Re: Please Daivd's 'it's not explained' complaint, I'll note that the vast majority of early SCOTUS decisions were published with little or no (and certainly a lot less) accompanying explanation. Yet those cases are just as controlling for precedent as a recent decision published with hundreds of accompanying pages. Lack of verbosity alone cannot explain why some opinions are and some are not precedential.
it's not even an exaggeration to say both the district court and the appeals court just flat out ignored California II. the district court was more blatant.
and the appeals court and district using the dissent in California II to justify their decision. It's not even uncommon anymore to see these Lower courts cite to the dissent in these emergency orders to ignore the emergency order.
The emergency order is only valid for that specific case.
This post, not to mention Boyle, is so disingenuous. Hard to see how an unreasoned opinion like Wilcox could "squarely control" the outcome in Boyle when Humphrey's Executor hasn't been overruled and is on point. I'm old enough to remember when the Supreme Court told the lower courts that "[i]f a precedent of this Court has direct application in a case, yet appears to rest on reasons rejected in some other line of decisions, the Court of Appeals should follow the case which directly controls, leaving to this Court the prerogative of overruling its own decisions." (And I'll note that this principal was reaffirmed by a majority of the Court in an opinion authored by Justice Gorsuch as recently as June 2023.) Yet SCOTUS is now criticizing lower courts for adhering to controlling precedent instead of trying to read the tea leaves on how unreasoned emergency orders should apply in other cases. What a sham.
Yep. This is all that really needs to be said.
Regular process is almost completely broken. What is worse is the Supreme Court doesn't realize how stupid their games are now- if you follow their reasoning, they are telling the lower courts both that binding precedent is always binding precedent, but also that lower courts must know when binding precedent isn't binding precedent.
Also, lower courts are supposed to divine the meaning behind unreasoned shadow docket orders .... when the briefs for the Court granting the order might have five or six different arguments to support them, and there is no actual way to tell which argument is the one that the Court decided on.
Lower courts might as well do whatever they want, because it just will get SCOTUS'd, or not, based on a precedent, or not, depending on the day. Maybe with a reason. Maybe not.
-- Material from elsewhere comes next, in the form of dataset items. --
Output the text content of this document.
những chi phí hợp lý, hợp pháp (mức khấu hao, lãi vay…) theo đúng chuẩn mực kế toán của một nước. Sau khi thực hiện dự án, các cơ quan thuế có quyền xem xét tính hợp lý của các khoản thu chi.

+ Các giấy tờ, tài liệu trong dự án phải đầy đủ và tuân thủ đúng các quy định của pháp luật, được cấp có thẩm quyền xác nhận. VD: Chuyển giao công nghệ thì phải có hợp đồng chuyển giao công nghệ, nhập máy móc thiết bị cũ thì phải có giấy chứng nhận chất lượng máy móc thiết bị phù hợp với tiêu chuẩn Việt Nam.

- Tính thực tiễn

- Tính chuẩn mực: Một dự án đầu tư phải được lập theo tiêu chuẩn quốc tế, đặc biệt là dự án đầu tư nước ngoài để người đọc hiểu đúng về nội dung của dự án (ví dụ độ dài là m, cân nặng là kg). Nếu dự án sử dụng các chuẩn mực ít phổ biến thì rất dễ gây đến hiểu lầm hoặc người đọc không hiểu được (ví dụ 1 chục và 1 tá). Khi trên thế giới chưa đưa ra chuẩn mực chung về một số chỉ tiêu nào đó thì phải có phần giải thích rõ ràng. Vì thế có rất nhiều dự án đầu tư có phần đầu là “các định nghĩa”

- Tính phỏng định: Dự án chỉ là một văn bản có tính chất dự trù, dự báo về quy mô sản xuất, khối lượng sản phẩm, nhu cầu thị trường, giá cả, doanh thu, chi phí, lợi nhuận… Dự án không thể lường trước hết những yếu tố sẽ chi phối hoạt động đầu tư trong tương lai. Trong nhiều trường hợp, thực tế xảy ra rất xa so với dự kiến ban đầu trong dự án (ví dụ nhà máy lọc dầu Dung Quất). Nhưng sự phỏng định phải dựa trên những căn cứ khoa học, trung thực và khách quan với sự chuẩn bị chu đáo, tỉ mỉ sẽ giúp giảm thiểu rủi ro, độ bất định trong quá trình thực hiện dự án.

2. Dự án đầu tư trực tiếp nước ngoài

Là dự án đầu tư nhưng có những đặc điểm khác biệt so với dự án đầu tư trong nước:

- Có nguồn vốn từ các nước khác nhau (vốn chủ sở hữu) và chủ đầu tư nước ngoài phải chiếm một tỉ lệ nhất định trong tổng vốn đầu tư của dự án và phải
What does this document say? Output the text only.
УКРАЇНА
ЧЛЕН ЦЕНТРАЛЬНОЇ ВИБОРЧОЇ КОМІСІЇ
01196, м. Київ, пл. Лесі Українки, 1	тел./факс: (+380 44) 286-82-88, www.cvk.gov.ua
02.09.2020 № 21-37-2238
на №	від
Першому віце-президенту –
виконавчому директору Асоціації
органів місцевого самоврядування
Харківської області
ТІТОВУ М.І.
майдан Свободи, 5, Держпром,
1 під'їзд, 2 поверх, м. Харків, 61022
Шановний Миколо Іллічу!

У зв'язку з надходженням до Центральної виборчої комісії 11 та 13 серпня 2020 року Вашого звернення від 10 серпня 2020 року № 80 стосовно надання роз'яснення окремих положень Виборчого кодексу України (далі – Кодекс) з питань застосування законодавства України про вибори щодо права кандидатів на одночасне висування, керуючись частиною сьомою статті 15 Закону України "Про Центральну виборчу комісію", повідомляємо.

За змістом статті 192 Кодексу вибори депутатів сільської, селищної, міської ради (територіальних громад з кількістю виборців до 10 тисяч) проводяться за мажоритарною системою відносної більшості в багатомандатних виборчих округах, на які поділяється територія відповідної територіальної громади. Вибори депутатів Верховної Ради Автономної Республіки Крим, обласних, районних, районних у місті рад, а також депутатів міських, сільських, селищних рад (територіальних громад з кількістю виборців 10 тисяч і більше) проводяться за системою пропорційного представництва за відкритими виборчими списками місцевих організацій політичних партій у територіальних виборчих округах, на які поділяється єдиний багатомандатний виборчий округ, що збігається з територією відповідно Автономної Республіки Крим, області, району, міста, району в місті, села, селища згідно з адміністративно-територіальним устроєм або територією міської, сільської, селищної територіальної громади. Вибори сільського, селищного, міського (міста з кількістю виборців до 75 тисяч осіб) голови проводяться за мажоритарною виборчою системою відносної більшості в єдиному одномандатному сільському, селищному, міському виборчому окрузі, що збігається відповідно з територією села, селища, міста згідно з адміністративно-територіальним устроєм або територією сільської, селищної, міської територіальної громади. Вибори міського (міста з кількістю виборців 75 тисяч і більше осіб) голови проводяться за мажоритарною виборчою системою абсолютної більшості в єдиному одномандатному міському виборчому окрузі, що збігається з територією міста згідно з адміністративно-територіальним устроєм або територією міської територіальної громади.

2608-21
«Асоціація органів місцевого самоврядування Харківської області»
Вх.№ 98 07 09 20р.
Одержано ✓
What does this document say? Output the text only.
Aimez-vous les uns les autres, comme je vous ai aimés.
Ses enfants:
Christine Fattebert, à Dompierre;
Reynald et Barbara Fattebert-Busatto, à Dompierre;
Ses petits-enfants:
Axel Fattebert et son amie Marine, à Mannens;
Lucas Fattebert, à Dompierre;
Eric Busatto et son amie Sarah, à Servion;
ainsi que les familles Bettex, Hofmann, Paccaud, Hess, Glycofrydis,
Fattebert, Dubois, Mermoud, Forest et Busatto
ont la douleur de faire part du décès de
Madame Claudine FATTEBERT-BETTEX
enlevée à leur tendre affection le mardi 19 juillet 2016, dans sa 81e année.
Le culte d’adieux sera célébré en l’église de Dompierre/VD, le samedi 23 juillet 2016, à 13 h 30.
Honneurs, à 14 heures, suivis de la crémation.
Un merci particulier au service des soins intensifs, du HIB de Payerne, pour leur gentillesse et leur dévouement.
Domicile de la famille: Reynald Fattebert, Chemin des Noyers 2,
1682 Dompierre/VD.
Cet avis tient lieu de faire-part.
it did squarely control. the court in Wilcox made it clear that the executive suffers more harm if the person not of the executive choosing retains their position. So, a PI should be stayed until it is decided on the merits.
Humphrey's Executor does not require a PI to preserve the employee's job while the case is litigated. That case said only that Humphrey's estate was entitled to back pay. This remedy is especially appropriate when in an identical case SCOTUS had entered an order staying the PI.
Should SCOTUS have to enter 20 or 30 or 100 such stays in identical issues or has the precedent been established by Wilcox?
The Solicitor General, unfortunately for the SG and the administration to which he will indelibly be forever tied, is not immune from the recent cancellation of the Presumption of Regularity once routinely applied to in-court government representatives.
A lesser obsessive than Josh Blackman might hesitate to lash himself so firmly to the SG's Trumpian advocacy pretending the point Molly G. noted—The emergency order is only valid for that specific case—does not exist.
Congress could have fixed this instead of running away.
District court rulings only apply in that district.
Circuit court rulings only apply in that circuit.
When the supreme court rules, that's it. Any defiance by any lower court gets the judge fired and disbarred.